Cómo apoyar a tus hijos en los estudios

Publicado el 27 Marzo 2012 por

Una de las grandes preocupaciones de todo padre es el rendimiento escolar de nuestros hijos. Para ello, como en todas las facetas de la educación, hay pocas recetas mágicas, pero sí algunas indicaciones que pueden sernos de utilidad.

Más allá de las recomendaciones que deberían darse por supuestas, como la correcta alimentación y asegurarnos de que nuestros hijos descansan un mínimo de ocho horas, en Pequejuegos os damos algunas recomendaciones sobre cómo ayudar a estudiar a tus hijos:

  • Lo positivo suele funcionar mejor que lo negativo y, en la educación de los niños, la zanahoria suele ser una mejor idea que el palo. Siempre que puedas, felicítalo y refuerza los puntos fuertes de su rendimiento para motivarlo. El miedo a una bronca o un castigo por las malas notas es menos efectivo que un premio o una muestra de admiración.
  • En la vida no todo son los resultados. Según muchos pensadores, como Sir Ken Robinson, la escuela de hoy se centra demasiado en la evaluación de conocimientos y no en la búsqueda de soluciones a problemas. En este sentido, los malos resultados de un alumno serían disculpables y en absoluto determinantes para su porvenir, pero, en cambio, debe preocuparnos el que se esfurce y persevere, sobre todo ante las dificultades. Por ello, cuando se trate de juzgar el rendimiento de tu hijo en la escuela, ten en cuenta los esfuerzos por encima de los resultados.
  • Crear un ambiente de trabajo es esencial. El escritorio propio, que sería lo ideal, no siempre es posible por cuestiones de espacio, pero la iluminación adecuada, un entorno silencioso y tener al alcance los recursos educativos que sean necesarios a cada momento son elementos fundamentales para optimizar el tiempo que se dedique a las tareas escolares.
  • En este sentido, debemos ser los primeros en priorizar el tiempo de estudio. Tiene poco sentido exigir esfuerzo o resultados si les mandamos ir a hacer recados en el tiempo que tienen establecido para hacer las tareas. Igualmente, deben interiorizar que el tiempo de las obligaciones pasa por encima del que dedicamos al ocio.
  • Eso sí: una vez terminado el trabajo, merecen un descanso en la forma que ellos quieran.
  • Debemos tener una comunicación fluida con los profesores.

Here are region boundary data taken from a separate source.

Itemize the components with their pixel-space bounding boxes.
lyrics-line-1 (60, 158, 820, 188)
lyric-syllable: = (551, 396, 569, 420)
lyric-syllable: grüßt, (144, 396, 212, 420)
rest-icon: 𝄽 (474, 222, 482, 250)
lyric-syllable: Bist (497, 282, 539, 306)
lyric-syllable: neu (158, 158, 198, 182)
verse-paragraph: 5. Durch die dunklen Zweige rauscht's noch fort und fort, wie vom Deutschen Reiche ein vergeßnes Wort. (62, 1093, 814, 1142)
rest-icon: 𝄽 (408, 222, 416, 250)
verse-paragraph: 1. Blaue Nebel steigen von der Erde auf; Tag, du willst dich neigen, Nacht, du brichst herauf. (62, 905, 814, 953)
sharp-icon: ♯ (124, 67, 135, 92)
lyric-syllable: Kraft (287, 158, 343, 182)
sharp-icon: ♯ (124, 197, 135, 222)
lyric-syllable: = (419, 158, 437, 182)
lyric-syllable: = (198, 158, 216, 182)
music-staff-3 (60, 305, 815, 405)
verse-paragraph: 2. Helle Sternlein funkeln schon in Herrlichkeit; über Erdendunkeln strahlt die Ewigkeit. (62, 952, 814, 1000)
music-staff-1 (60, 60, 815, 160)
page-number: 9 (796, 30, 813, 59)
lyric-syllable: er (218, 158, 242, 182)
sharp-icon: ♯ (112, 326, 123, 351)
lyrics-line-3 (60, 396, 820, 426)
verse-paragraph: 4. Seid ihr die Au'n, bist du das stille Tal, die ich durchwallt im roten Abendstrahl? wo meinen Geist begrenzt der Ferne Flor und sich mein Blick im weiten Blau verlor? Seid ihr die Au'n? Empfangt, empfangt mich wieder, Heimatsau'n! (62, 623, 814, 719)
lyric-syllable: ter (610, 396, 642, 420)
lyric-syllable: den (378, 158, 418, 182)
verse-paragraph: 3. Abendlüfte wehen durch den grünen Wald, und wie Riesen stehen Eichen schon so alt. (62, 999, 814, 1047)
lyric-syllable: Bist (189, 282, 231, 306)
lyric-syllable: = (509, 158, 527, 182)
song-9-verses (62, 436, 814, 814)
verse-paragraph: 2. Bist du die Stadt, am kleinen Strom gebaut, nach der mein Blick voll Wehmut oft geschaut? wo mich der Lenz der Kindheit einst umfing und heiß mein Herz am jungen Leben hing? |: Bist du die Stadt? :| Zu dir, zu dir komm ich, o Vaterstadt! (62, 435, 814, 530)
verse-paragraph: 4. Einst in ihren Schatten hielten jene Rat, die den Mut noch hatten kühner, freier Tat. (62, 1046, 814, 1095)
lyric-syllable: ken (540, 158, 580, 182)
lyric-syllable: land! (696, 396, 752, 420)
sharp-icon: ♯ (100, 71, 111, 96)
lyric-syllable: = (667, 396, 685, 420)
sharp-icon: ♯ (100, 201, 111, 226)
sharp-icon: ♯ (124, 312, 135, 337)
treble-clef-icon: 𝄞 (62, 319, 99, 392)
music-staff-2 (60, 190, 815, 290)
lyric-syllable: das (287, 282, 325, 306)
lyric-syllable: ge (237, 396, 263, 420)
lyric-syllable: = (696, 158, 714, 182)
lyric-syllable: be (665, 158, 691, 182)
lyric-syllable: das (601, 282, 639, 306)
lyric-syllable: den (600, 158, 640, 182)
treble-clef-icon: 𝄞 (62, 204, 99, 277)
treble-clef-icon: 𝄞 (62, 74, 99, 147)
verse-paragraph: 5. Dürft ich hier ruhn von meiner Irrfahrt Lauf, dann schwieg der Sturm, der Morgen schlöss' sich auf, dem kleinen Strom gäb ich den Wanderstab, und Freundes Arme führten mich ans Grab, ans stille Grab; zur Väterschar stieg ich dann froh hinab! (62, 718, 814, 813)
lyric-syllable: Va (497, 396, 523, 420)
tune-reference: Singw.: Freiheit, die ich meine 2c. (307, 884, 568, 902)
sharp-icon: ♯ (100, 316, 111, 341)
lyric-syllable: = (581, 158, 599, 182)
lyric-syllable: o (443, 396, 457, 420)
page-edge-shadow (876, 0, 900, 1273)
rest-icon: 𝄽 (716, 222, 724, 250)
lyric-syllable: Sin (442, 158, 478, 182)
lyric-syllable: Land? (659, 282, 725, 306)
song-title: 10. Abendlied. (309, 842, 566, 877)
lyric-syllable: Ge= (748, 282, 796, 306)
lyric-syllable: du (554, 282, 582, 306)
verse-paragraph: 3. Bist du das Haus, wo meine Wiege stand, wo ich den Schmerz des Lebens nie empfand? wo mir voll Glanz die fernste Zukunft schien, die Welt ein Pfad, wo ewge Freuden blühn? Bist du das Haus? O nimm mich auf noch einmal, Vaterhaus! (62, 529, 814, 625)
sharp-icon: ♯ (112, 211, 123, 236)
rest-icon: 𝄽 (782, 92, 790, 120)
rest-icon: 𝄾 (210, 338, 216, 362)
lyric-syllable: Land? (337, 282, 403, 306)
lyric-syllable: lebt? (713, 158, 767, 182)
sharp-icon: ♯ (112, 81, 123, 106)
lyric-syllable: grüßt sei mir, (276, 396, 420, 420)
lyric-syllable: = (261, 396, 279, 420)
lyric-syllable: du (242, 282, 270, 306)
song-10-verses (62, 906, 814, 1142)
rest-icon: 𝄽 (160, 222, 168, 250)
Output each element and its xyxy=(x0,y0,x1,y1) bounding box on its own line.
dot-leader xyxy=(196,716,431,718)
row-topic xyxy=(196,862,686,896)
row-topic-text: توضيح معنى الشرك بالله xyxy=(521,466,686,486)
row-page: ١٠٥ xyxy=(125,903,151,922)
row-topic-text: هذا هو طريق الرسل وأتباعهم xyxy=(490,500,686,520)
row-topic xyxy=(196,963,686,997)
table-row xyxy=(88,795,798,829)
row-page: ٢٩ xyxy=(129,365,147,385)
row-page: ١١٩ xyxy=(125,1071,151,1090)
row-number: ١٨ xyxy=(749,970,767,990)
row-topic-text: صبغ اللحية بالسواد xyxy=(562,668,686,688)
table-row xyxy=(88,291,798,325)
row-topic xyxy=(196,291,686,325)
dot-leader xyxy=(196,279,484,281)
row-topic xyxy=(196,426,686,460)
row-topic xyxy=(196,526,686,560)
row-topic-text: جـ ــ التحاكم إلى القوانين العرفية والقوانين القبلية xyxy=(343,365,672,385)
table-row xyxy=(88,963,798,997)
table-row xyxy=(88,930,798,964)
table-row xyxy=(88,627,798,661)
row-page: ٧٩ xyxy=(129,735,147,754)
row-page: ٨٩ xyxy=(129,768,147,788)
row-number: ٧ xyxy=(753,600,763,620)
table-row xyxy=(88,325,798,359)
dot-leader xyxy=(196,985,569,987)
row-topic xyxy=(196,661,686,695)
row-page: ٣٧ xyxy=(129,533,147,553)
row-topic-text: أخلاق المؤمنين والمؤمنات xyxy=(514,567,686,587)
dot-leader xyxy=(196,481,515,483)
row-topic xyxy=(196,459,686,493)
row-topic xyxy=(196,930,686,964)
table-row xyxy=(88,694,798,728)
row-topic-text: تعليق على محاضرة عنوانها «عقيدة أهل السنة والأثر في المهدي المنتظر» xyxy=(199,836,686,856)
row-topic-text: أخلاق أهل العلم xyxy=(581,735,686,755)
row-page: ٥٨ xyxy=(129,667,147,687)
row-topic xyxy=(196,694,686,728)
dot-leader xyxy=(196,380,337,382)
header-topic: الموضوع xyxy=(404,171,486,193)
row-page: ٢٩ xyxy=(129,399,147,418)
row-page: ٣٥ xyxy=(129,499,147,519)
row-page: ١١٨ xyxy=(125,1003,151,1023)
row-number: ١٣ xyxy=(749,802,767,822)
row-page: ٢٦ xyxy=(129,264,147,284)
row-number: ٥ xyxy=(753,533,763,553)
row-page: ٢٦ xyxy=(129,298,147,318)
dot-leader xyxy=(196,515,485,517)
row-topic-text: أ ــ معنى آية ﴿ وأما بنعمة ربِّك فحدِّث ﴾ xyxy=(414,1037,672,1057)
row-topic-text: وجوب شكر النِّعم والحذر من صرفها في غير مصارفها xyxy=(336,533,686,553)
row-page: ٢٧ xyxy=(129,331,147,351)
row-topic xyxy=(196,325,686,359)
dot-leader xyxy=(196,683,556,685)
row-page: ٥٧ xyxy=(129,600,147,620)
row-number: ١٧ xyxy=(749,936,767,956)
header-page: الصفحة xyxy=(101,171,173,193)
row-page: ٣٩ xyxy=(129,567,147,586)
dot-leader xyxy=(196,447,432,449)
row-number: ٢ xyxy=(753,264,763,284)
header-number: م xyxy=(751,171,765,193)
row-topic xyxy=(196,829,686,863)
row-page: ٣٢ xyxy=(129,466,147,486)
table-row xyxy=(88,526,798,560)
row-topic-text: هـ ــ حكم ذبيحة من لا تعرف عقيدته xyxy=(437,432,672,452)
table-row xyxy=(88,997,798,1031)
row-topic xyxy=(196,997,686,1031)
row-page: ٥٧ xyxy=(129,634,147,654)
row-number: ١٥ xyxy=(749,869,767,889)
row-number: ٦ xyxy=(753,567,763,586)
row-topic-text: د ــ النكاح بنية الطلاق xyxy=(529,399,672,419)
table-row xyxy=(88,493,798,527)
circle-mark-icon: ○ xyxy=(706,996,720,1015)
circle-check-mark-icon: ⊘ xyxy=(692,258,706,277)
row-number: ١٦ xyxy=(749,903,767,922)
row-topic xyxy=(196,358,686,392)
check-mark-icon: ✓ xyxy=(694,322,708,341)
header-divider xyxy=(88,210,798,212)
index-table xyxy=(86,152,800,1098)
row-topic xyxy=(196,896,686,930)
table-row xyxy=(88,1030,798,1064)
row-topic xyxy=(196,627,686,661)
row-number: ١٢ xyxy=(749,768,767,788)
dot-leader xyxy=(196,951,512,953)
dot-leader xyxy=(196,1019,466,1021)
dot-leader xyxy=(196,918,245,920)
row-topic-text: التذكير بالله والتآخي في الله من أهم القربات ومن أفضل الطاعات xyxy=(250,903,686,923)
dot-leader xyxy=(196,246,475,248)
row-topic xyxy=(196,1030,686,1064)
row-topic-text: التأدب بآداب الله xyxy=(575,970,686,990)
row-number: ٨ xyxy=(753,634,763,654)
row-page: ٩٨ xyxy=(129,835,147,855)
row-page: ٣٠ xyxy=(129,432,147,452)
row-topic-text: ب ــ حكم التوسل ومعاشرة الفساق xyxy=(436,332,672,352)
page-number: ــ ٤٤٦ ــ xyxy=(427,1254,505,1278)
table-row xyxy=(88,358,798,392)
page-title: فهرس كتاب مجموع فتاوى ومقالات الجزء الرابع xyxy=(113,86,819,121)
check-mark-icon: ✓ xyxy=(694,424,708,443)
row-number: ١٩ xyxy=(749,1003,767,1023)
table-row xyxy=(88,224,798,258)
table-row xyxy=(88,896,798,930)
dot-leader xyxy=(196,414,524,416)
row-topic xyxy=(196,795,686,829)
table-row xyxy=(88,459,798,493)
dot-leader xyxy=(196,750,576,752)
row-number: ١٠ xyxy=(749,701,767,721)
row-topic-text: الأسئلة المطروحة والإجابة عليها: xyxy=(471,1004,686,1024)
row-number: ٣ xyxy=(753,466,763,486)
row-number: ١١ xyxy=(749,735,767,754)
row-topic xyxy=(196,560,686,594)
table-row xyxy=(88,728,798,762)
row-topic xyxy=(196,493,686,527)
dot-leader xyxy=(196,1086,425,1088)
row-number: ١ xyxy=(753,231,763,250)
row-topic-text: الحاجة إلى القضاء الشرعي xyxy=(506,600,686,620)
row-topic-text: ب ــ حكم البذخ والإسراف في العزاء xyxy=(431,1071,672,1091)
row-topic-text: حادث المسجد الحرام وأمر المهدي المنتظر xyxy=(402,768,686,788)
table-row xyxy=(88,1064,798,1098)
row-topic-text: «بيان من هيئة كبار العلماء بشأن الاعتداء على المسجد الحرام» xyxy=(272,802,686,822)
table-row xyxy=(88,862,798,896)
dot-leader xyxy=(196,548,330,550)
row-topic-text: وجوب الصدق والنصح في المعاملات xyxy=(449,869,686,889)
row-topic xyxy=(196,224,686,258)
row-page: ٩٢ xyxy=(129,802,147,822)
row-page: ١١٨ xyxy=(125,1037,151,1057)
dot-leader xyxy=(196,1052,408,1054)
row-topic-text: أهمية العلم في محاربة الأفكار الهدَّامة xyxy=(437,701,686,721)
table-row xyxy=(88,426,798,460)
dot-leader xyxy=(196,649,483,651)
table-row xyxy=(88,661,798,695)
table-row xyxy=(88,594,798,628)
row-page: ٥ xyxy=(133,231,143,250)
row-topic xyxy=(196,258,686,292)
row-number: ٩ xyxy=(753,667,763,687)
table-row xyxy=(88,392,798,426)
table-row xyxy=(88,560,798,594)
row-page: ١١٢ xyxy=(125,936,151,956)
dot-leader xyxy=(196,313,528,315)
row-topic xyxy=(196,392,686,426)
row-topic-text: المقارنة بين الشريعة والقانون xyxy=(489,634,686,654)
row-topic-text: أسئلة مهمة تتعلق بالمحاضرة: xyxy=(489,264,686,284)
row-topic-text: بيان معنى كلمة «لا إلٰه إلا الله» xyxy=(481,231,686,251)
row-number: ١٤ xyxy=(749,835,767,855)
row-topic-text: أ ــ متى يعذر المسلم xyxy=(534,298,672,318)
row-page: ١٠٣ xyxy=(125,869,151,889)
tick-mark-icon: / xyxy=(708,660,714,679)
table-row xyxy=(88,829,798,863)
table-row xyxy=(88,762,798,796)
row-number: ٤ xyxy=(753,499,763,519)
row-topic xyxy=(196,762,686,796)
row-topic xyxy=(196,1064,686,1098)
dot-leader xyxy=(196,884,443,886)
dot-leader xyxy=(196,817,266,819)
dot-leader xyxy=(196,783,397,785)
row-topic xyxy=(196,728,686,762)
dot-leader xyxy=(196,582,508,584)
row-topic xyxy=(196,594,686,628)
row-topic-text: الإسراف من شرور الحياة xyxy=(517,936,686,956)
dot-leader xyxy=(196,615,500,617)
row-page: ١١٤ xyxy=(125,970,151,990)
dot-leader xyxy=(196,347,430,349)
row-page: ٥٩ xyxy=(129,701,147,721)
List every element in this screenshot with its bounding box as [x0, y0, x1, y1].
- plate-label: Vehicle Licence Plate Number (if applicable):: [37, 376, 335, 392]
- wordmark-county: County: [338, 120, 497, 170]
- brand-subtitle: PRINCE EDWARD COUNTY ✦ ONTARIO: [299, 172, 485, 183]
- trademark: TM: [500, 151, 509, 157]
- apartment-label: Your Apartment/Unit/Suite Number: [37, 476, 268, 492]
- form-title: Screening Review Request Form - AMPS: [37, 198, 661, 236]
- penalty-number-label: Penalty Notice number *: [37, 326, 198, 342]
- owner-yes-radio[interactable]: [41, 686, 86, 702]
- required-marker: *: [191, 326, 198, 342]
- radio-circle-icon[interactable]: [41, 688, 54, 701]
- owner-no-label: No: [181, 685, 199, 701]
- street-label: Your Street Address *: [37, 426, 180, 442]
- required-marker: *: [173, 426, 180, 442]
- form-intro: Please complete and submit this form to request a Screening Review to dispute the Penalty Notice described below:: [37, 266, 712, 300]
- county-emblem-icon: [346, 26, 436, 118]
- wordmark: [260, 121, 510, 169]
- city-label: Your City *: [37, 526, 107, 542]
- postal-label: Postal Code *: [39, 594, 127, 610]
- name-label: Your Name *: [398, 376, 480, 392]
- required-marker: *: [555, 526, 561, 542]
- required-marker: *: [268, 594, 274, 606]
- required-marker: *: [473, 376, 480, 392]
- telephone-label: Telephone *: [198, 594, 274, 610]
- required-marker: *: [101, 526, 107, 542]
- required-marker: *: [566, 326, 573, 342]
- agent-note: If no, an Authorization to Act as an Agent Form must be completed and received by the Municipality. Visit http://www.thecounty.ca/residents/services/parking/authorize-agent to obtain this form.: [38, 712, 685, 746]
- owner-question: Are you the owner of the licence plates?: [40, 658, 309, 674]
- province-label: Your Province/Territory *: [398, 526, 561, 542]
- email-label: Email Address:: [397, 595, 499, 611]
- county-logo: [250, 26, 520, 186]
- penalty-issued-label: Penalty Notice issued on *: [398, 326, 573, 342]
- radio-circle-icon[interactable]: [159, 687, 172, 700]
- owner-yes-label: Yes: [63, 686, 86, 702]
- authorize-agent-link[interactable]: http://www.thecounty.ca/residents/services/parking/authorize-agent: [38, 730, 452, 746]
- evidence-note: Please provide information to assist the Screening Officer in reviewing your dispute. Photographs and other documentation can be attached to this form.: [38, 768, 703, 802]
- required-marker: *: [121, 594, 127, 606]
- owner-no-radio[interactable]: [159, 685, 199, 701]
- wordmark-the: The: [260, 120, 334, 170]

Las entrevistas personalizadas y las notas en la agenda son buenas herramientas para que que exista un flujo constante y efectivo de información. Tan importante es conocer el detalle el desempeño de nuestro hijo en clase, con sus dificultades y con sus habilidades, como explicarle al profesor cómo se comporta en casa su alumno para que pueda conocerlo mejor.

Estas son algunas ideas que facilitarán el trabajo de los pequeños y les educarán en una cultura de trabajo libre de presiones pero, a la vez, responsable.